You Deserve Each Other(25)
“These are for you.”
When I don’t move, he hesitates fractionally and then starts depositing bouquets on the counter. Melissa’s face disappears behind a forest of green plumage and white petals.
The deliveryman leaves and still none of us have moved. I spot a white card sticking out and examine it. It’s supposed to contain a message like I LOVE YOU or SORRY I’M SO AWFUL AND WRONG.
It’s blank. But I know who these are from, and I’ve gotten his message, all right. He might as well have put it on a neon sign. HERE ARE THE FUCKING FLOWERS YOU NEEDED SO MUCH. ENJOY.
“What’s the occasion?” Zach asks.
My mouth is dry. “Just because.”
“This is … ah.” Melissa grasps for words.
“Excessive,” finishes Zach. “For a ‘just because.’”
“How lovely! What kind are they?” Brandy asks me this like they must be my favorite. I don’t have a favorite type of flower. I definitely have a least favorite, though.
“No idea.”
We safari through our new botanical garden, but there isn’t any information attached. Not even one of those little tabs they stick into the potting soil that tells you how frequently you’re supposed to water it.
“Looks kind of like oleander,” says Melissa warily.
Zach cocks his head. “Isn’t oleander poisonous?”
Suddenly the flowers make sense. It’s an assassination attempt. We all whip out our phones and start looking up pictures of oleander, and it’s true, I can see a resemblance. Five white petals, slightly pinwheeled, in clusters of greenery.
“Why would a flower shop sell poisonous plants?” I ask. “Is that legal?”
Melissa points out that we don’t know for sure these even came from a regulated flower shop. None of us can remember if the delivery boy was wearing a particular kind of uniform. He could’ve been anyone. Maybe Nicholas hired him off Craigslist. WANTED: MURDER ACCOMPLICE.
We give our fingers a workout with frantic Googling. My ominous delivery sure does look like oleander to me, but it also looks like a million other types of flowers. They all look the same. We discover it would be really easy to kill someone with this kind of plant, and according to IMDb that very plot happened in a movie with Michelle Pfeiffer. Michelle’s character used them to kill her lover, a man named Barry. I’m being Barry’d.

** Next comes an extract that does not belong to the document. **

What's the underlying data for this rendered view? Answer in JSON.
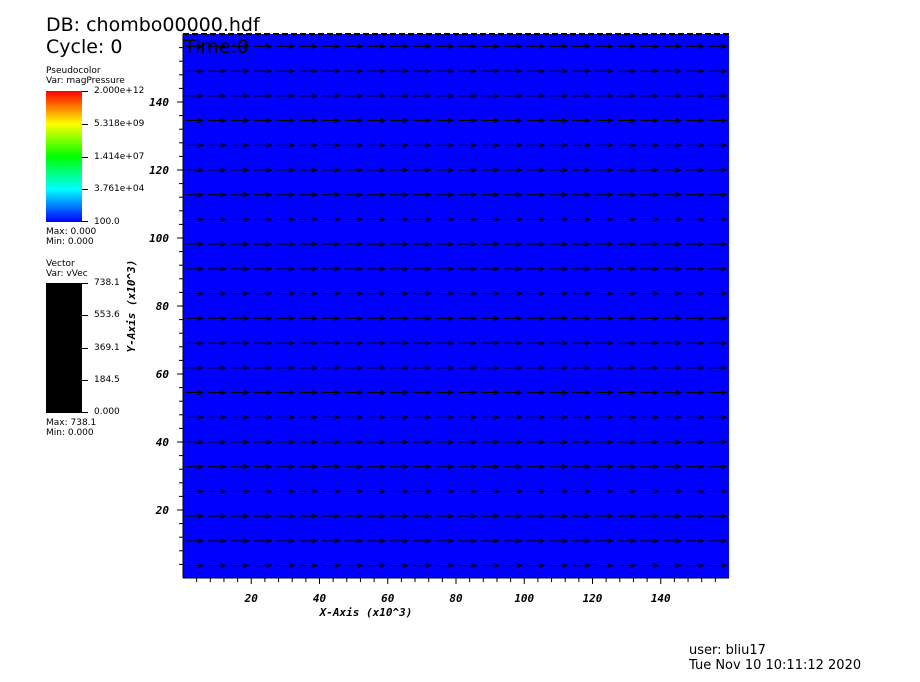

Oh god. I hear the pun and nearly faint.
“According to the language of flowers,” Melissa says, “presenting someone with oleander is a way of telling them to watch out. Like, in a threatening way.”
“‘Watch out’ like we’re gonna die, watch out?” My voice is exceptionally high.

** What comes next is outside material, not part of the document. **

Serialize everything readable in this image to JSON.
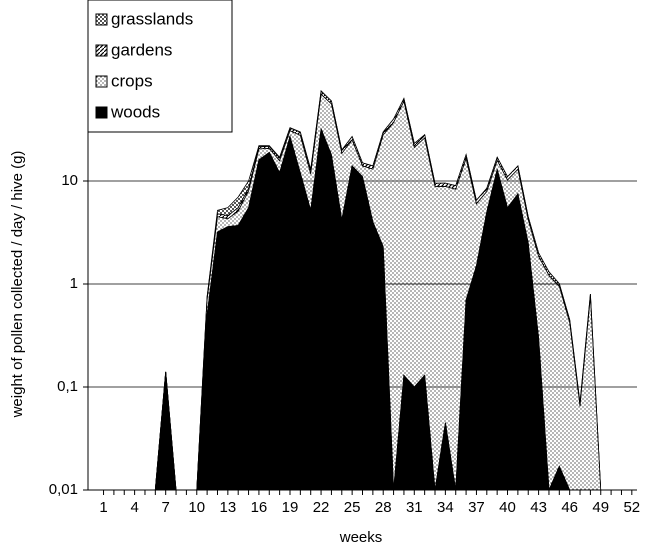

“I’m freaking out,” Brandy cries, wringing her hands. “I’m freaking OUT, you guys. Are we sure it’s from Nicholas? I mean, he seems …” She cuts me a sheepish look. “I’m sure he’s nice.”
“Of course it’s from Nicholas,” Zach bites, “and no, he’s not nice. Dentists are monsters. He’s probably still pissed that I won every round of Clue. When you’re a monster, it takes nothing at all to trigger your dark side.”
“You yelling at him in the dentist’s office that one time could’ve been a trigger,” says Melissa, who needs no convincing. “That’s why you’re on his list.”
“And you’re his friend’s ex. You know how people are about their friends’ exes.” He points at me. “You’re a loose end. Maybe he’s cheating.”
“What about me?” Brandy asks.
“He’s got an insatiable taste for murder by now. You’re collateral damage.”
Brandy looks a bit disappointed that her demise isn’t more personal.
I should be alarmed that we’ve devolved into Nicholas is a cold-blooded killer this rapidly, but weird, melodramatic afternoons are our normal. When you never get any customers, boredom creeps in and conspiracy theories sprout out of any tiny event, which we pass around until mass hysteria takes over. Zach is always the instigator, and he always turns out to be wrong, but the hysteria still catches on every time. When he waves his hands to gesticulate, all wide-eyed and passionate, he can make any bonkers theory sound plausible.
“The oleander,” I whisper. “In the Junk Yard. By Dr. Rose. That’s what this is! It’s some kind of calling card, like all the big-league serial killers use. He’s the Clue Killer.” I inspect the blank message card again. No florist logo. It might as well bear Professor Plum’s demented smile.
“He wants to kill us all because he lost Clue?” Brandy says doubtfully. “This can’t be right.”
We dive back into our research.
A different website proclaims that oleander means enjoy what’s in front of you and leave the past in the past, which is a nicer alternative to watch out, but then Zach finds a site that looks pretty legit. It informs us that oleander is universally interpreted as caution in the flower language world. I hear the slow, somber bells of my funeral toll and hope someone competent does my makeup if it’s going to be open casket. It occurs to me that I’m a little bit morbid.
“Can you die just from being exposed to it through the air?” I ask. “Do you have to touch it or is standing too close enough?”